Using Grist as a primary datastore for a website/app will not by itself get you flagged/banned. Bad scenarios that lead to problems are when a creator makes a site/app, then leaves it unmonitored. Eventually something starts to give, and we need to take action. Actions we take include communicating with the owner of the document, or quarantining the document to limit its impact on others while continuing to provide service.
For how many records are too many - our best effort at answering this is Limits - Grist Help Center.
Writes to a Grist document are serialized. If two requests attempt to change one cell, then one request will be honored first, and then the other will overwrite it. Not sure if that answers your question - let me know if you have a different kind of conflict in mind.
There isn’t a specific TTL feature on records. If you were willing to do it manually, you could periodically filter records and delete them in bulk. That could also be automated via scripting. But I definitely see the value of an easy-to-use feature here.

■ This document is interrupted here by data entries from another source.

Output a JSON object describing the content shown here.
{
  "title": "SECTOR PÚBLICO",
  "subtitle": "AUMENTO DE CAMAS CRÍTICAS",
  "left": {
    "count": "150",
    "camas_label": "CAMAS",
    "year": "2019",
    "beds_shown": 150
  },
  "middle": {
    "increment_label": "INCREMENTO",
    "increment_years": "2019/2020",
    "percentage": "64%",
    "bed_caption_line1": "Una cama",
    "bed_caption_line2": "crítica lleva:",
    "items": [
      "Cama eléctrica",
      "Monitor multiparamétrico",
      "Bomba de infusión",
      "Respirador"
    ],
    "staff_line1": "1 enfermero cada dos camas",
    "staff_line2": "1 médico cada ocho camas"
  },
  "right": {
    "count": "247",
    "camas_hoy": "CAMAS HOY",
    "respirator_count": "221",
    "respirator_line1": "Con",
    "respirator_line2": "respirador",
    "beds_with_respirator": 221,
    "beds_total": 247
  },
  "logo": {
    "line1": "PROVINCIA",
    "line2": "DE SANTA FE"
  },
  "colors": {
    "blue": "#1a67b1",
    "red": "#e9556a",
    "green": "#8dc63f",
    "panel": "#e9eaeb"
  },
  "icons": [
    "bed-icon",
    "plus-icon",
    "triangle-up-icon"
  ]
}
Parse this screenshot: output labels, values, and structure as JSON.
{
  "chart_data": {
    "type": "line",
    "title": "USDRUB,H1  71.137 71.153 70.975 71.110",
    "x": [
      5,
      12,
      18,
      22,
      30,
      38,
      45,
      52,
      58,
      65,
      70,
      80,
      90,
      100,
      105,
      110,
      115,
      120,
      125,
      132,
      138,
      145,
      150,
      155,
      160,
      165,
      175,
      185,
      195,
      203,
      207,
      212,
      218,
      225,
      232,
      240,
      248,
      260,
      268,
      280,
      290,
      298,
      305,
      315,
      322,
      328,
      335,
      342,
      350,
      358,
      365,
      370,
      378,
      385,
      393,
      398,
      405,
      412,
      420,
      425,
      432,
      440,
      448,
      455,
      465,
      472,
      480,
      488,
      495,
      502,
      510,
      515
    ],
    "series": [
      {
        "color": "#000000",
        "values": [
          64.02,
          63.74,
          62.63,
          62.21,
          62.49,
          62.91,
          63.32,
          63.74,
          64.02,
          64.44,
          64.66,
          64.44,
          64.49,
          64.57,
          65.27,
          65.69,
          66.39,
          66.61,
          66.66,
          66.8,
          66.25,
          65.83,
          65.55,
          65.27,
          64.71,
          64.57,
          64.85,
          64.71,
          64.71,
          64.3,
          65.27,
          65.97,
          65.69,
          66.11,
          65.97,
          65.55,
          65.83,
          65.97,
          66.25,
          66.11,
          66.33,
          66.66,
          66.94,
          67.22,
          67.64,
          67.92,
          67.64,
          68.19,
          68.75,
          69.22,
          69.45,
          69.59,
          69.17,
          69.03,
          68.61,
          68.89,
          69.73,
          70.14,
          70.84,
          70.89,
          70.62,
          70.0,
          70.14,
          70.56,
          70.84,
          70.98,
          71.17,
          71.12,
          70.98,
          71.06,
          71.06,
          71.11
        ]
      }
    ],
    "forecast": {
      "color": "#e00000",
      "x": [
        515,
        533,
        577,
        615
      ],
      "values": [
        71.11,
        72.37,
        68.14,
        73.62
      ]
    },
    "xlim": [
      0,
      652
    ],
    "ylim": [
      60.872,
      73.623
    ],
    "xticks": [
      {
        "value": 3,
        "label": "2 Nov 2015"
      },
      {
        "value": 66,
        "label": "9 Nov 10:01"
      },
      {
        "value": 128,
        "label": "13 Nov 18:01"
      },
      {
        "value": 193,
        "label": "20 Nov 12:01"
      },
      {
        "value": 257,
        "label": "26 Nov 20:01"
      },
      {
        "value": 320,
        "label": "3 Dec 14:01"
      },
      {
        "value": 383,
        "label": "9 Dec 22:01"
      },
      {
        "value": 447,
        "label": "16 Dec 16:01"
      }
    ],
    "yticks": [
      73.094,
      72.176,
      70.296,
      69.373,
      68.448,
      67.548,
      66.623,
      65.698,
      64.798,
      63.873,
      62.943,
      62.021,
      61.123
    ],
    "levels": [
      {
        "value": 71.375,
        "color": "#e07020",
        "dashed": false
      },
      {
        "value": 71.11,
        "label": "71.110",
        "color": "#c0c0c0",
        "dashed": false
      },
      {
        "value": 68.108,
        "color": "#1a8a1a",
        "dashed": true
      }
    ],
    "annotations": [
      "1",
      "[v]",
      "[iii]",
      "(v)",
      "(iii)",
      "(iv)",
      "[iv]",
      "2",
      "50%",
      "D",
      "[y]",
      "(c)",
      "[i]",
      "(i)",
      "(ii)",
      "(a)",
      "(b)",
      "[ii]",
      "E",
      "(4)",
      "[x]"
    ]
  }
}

As you found, individual Grist documents are stored as individual SQLite databases.
For pros and cons, I’d say Grist isn’t optimized for your use case (yet) so there’d be a lot to be said for a service tailored to you. Pay particular attention to our API limits Limits - Grist Help Center. If you have a busy site, api calls could start returning a “try again later” code to some users, which isn’t great. Also, our API also doesn’t yet offer authentication mechanisms tailored to user from a browser.